Simplified geometry allowed the meshes that were created in the Finite Element Model (FEM) to
neglect small features, which reduced meshing time and reduced simulation time since less
elements were part of the solution. Lumped masses allowed for some of the non-structural
components in the bus to be neglected from a geometric standpoint, and to only consider the
mass and inertia from these components. This also reduced the time it took to create the model
and reduced simulation time. Finally, face gluing is a feature of the NX 8.0 FEM package that
allows individual and dissimilar meshes to be joined together with the use of stiff spring
elements that couple both the rotation and translation of connected elements (See [21]). The
stiffness of the elements that are created is a function of the two meshes being joined together
and will be similar to the average of the two. Using face gluing reduces the amount of time
required to mesh the structure because individual fasteners do not need to be considered,
however it can artificially increase in the overall stiffness of the joint.

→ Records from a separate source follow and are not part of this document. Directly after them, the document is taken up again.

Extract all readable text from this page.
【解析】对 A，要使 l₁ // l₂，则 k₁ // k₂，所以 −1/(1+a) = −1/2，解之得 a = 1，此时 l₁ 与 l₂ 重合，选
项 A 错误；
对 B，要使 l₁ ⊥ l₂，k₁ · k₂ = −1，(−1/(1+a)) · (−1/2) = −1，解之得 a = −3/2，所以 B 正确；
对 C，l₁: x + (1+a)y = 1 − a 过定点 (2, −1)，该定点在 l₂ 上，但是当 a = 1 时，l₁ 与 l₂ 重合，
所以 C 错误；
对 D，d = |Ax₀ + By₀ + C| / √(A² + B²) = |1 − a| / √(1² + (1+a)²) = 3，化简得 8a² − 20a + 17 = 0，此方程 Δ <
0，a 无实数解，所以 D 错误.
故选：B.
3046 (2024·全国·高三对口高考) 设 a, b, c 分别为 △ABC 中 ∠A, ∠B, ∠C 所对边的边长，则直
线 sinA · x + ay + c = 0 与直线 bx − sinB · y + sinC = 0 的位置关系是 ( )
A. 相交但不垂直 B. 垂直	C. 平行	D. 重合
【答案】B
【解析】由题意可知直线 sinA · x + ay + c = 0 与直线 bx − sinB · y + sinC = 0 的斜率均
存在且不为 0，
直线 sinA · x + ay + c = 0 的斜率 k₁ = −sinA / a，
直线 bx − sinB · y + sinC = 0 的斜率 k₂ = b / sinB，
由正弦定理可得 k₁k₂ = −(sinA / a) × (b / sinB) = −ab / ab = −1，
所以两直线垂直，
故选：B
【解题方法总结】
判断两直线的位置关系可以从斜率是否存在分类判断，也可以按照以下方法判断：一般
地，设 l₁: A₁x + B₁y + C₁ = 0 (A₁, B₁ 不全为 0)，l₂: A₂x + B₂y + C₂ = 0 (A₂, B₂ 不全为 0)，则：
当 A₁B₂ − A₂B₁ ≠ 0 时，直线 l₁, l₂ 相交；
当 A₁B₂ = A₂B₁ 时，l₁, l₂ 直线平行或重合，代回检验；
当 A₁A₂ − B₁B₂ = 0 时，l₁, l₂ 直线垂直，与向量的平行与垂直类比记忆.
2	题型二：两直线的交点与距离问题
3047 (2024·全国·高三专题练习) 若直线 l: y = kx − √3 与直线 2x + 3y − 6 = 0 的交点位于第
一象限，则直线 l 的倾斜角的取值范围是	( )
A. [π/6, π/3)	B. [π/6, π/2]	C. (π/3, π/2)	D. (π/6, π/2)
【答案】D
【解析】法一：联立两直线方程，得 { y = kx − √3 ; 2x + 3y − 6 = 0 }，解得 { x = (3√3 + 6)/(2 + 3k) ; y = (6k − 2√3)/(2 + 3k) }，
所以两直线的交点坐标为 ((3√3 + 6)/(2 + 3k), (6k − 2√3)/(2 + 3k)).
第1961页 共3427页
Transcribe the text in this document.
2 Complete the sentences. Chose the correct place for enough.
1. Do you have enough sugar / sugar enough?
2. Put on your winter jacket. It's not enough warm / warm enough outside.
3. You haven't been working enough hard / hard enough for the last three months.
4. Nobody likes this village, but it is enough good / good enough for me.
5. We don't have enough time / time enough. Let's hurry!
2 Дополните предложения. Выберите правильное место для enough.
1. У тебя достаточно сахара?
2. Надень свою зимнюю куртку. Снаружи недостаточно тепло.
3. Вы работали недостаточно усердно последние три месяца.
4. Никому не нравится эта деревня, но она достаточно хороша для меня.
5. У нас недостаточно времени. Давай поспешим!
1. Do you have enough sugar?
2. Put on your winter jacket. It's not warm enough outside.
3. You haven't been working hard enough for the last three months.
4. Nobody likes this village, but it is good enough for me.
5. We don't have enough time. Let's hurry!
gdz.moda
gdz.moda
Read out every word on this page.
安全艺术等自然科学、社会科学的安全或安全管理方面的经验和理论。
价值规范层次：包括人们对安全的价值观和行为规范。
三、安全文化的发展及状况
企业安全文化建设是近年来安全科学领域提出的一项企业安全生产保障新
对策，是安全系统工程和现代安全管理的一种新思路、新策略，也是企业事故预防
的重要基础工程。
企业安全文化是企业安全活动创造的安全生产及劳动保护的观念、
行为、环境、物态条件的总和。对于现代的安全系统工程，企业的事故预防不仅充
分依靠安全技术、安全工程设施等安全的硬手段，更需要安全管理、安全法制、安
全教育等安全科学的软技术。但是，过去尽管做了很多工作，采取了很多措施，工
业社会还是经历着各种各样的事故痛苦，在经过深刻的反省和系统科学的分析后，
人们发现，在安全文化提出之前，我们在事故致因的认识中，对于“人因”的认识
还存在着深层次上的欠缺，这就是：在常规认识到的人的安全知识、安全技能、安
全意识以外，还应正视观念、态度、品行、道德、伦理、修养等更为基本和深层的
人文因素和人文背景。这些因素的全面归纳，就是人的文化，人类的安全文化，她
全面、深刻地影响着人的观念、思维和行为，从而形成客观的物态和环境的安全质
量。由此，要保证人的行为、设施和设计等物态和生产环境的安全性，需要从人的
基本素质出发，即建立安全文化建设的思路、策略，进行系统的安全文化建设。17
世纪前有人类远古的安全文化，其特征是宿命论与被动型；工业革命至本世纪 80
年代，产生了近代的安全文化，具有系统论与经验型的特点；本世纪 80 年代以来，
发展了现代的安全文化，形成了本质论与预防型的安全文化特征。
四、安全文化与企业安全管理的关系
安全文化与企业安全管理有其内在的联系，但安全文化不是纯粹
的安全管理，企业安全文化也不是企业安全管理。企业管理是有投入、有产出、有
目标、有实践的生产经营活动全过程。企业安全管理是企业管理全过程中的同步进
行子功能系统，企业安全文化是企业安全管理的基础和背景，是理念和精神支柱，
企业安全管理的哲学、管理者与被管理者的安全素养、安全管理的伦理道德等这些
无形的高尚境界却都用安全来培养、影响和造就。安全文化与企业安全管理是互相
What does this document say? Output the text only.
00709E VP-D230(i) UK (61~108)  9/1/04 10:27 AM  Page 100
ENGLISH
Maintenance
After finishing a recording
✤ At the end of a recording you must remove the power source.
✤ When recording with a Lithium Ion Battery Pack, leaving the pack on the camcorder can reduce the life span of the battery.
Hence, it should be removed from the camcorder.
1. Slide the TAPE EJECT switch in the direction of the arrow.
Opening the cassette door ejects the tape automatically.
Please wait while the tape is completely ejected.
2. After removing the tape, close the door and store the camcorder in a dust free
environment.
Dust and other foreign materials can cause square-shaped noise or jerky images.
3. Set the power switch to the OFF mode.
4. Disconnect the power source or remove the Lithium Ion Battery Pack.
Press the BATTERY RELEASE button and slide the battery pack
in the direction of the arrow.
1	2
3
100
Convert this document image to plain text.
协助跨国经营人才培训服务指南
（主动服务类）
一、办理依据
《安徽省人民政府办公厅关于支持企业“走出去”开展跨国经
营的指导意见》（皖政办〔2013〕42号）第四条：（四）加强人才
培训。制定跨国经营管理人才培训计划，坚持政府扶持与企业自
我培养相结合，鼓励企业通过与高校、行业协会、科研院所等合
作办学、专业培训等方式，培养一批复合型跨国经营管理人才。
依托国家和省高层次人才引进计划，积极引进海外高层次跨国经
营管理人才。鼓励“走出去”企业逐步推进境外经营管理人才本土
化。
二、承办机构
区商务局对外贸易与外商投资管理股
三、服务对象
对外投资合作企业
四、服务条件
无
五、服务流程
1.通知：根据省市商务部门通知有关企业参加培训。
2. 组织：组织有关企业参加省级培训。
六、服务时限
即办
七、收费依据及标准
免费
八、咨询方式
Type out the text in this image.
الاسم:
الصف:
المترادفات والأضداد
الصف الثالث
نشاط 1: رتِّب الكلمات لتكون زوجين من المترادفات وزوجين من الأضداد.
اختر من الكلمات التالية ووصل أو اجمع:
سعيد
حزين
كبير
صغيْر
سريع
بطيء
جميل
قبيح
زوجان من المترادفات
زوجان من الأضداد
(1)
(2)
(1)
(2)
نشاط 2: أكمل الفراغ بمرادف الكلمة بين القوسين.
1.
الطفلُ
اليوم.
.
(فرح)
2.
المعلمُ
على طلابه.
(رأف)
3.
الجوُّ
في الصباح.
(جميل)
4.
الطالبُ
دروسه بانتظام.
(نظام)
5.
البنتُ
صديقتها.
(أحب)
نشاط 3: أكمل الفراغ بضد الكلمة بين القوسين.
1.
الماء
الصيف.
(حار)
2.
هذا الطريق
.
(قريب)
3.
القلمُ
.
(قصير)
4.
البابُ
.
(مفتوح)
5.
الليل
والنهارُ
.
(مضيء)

All of the above simplification techniques reduce the accuracy of the model, and therefore
caution was used when comparing the results of the analysis against requirements. Higher factors
of safety were used and critical components would need to be modelled with a more
representative model when the design is more mature and less likely to have large changes.
Finally, since the design of the MiniMags bus was very preliminary and could likely experience
fairly large changes if the mission were to continue, a simplified analysis was deemed
appropriate for the feasibility study.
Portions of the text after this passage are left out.